Polish Post Office No.1 in the Free City of Gdansk
In a former 19th-century hospital building, a Polish postal facility was established in 1925 in the Free City of Gdańsk. By 1930, it had become the main Polish post office in Gdańsk, with a telephone exchange providing direct connections to Poland. In 1939, about 100 people worked there. On the morning of September 1, 1939, at 4:45 a.m., the facility was attacked by SS and Gdańsk police units. The defenders, armed only with pistols, faced three armored cars and two cannons. The German plan involved breaking through the wall of a neighboring building, engaging the defenders with a frontal assault, and then storming inside, but the attack was repelled. The plan of the Polish General Staff anticipated six hours of defense until the arrival of the Pomorze Army, but the postal workers did not receive the information about the withdrawal of the Intervention Corps or the cancellation of the defense order.

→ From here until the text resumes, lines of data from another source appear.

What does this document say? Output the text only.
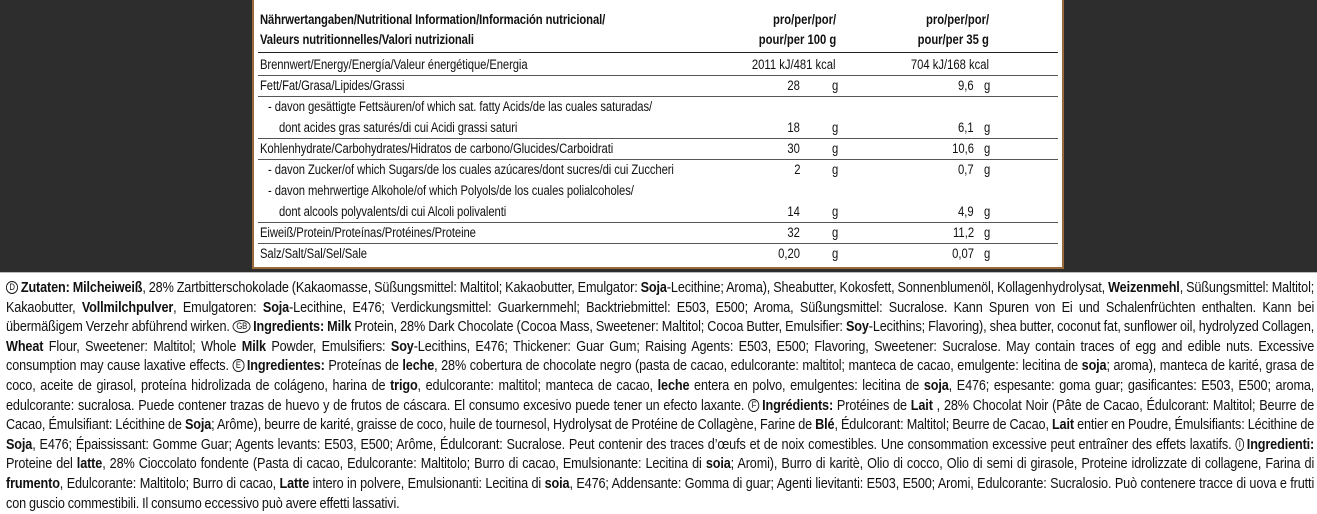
Nährwertangaben/Nutritional Information/Información nutricional/
Valeurs nutritionnelles/Valori nutrizionali
pro/per/por/
pour/per 100 g
pro/per/por/
pour/per 35 g
Brennwert/Energy/Energía/Valeur énergétique/Energia	2011 kJ/481 kcal	704 kJ/168 kcal
Fett/Fat/Grasa/Lipides/Grassi	28 g	9,6 g
- davon gesättigte Fettsäuren/of which sat. fatty Acids/de las cuales saturadas/
dont acides gras saturés/di cui Acidi grassi saturi	18 g	6,1 g
Kohlenhydrate/Carbohydrates/Hidratos de carbono/Glucides/Carboidrati	30 g	10,6 g
- davon Zucker/of which Sugars/de los cuales azúcares/dont sucres/di cui Zuccheri	2 g	0,7 g
- davon mehrwertige Alkohole/of which Polyols/de los cuales polialcoholes/
dont alcools polyvalents/di cui Alcoli polivalenti	14 g	4,9 g
Eiweiß/Protein/Proteínas/Protéines/Proteine	32 g	11,2 g
Salz/Salt/Sal/Sel/Sale	0,20 g	0,07 g
D Zutaten: Milcheiweiß, 28% Zartbitterschokolade (Kakaomasse, Süßungsmittel: Maltitol; Kakaobutter, Emulgator: Soja-Lecithine; Aroma), Sheabutter, Kokosfett, Sonnenblumenöl, Kollagenhydrolysat, Weizenmehl, Süßungsmittel: Maltitol; Kakaobutter, Vollmilchpulver, Emulgatoren: Soja-Lecithine, E476; Verdickungsmittel: Guarkernmehl; Backtriebmittel: E503, E500; Aroma, Süßungsmittel: Sucralose. Kann Spuren von Ei und Schalenfrüchten enthalten. Kann bei übermäßigem Verzehr abführend wirken. GB Ingredients: Milk Protein, 28% Dark Chocolate (Cocoa Mass, Sweetener: Maltitol; Cocoa Butter, Emulsifier: Soy-Lecithins; Flavoring), shea butter, coconut fat, sunflower oil, hydrolyzed Collagen, Wheat Flour, Sweetener: Maltitol; Whole Milk Powder, Emulsifiers: Soy-Lecithins, E476; Thickener: Guar Gum; Raising Agents: E503, E500; Flavoring, Sweetener: Sucralose. May contain traces of egg and edible nuts. Excessive consumption may cause laxative effects. E Ingredientes: Proteínas de leche, 28% cobertura de chocolate negro (pasta de cacao, edulcorante: maltitol; manteca de cacao, emulgente: lecitina de soja; aroma), manteca de karité, grasa de coco, aceite de girasol, proteína hidrolizada de colágeno, harina de trigo, edulcorante: maltitol; manteca de cacao, leche entera en polvo, emulgentes: lecitina de soja, E476; espesante: goma guar; gasificantes: E503, E500; aroma, edulcorante: sucralosa. Puede contener trazas de huevo y de frutos de cáscara. El consumo excesivo puede tener un efecto laxante. F Ingrédients: Protéines de Lait , 28% Chocolat Noir (Pâte de Cacao, Édulcorant: Maltitol; Beurre de Cacao, Émulsifiant: Lécithine de Soja; Arôme), beurre de karité, graisse de coco, huile de tournesol, Hydrolysat de Protéine de Collagène, Farine de Blé, Édulcorant: Maltitol; Beurre de Cacao, Lait entier en Poudre, Émulsifiants: Lécithine de Soja, E476; Épaississant: Gomme Guar; Agents levants: E503, E500; Arôme, Édulcorant: Sucralose. Peut contenir des traces d’œufs et de noix comestibles. Une consommation excessive peut entraîner des effets laxatifs. I Ingredienti: Proteine del latte, 28% Cioccolato fondente (Pasta di cacao, Edulcorante: Maltitolo; Burro di cacao, Emulsionante: Lecitina di soia; Aromi), Burro di karitè, Olio di cocco, Olio di semi di girasole, Proteine idrolizzate di collagene, Farina di frumento, Edulcorante: Maltitolo; Burro di cacao, Latte intero in polvere, Emulsionanti: Lecitina di soia, E476; Addensante: Gomma di guar; Agenti lievitanti: E503, E500; Aromi, Edulcorante: Sucralosio. Può contenere tracce di uova e frutti con guscio commestibili. Il consumo eccessivo può avere effetti lassativi.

During the second assault, the defense commander, Konrad Guderski, died from the explosion of his own grenade, but the attack failed again. The third attack, launched around 11 a.m., was supported by two 75 mm cannons, but this assault also failed. Around 3 p.m., the German command ordered a pause in the assaults and gave the postal workers two hours to surrender, while simultaneously bringing in a 105 mm howitzer and preparing an underground mine with a 600-kilogram explosive charge. After the ultimatum expired, at 5 p.m., the charge was detonated, causing part of the front wall to collapse. The Germans, supported by three cannons, stormed into the building, forcing the postal workers' defense to retreat to the basement. Around 6 p.m., the Germans used motor pumps to pump in gasoline, which they then ignited with flamethrowers. At around 7 p.m., after 14 hours of heroic defense, the postal workers surrendered. Director Dr. Jan Michoń, who emerged from the burning building carrying a white flag, was shot, as was the postmaster, Józef Wąsik, who followed him. Six people managed to escape from the post office building. Two of them, Franciszek Mionskowski and the wounded Alfons Flisykowski, were arrested on September 2 and imprisoned with the other defenders. Four others—Andrzej Górski, Franciszek Mielewczyk, Władysław Milewczyk, and Augustyn Młyński—managed to escape and survive the war. The remaining 28 people were detained at the Police Presidium, and the wounded and burned were transported to the city hospital.
The group imprisoned at the Police Presidium was transferred after a few days to Victoriaschule, a prison where Poles from Gdańsk were tortured in the first days of the war. This group was tried in the first trial of the postal workers on September 8, 1939. The fate of the defenders varied. The dead were buried at the cemetery in Zaspa, now the Cemetery of Victims of Nazism on Bolesław Chrobry Street. Those who survived were arrested and later sentenced to death. Postal workers who did not participate in the defense were sent to concentration camps. In 1995, the sentence condemning the postal workers was annulled, and they were acquitted. The verdict cited violations of legal procedures and breaches of the provisions of the Fourth Hague Convention of 1907.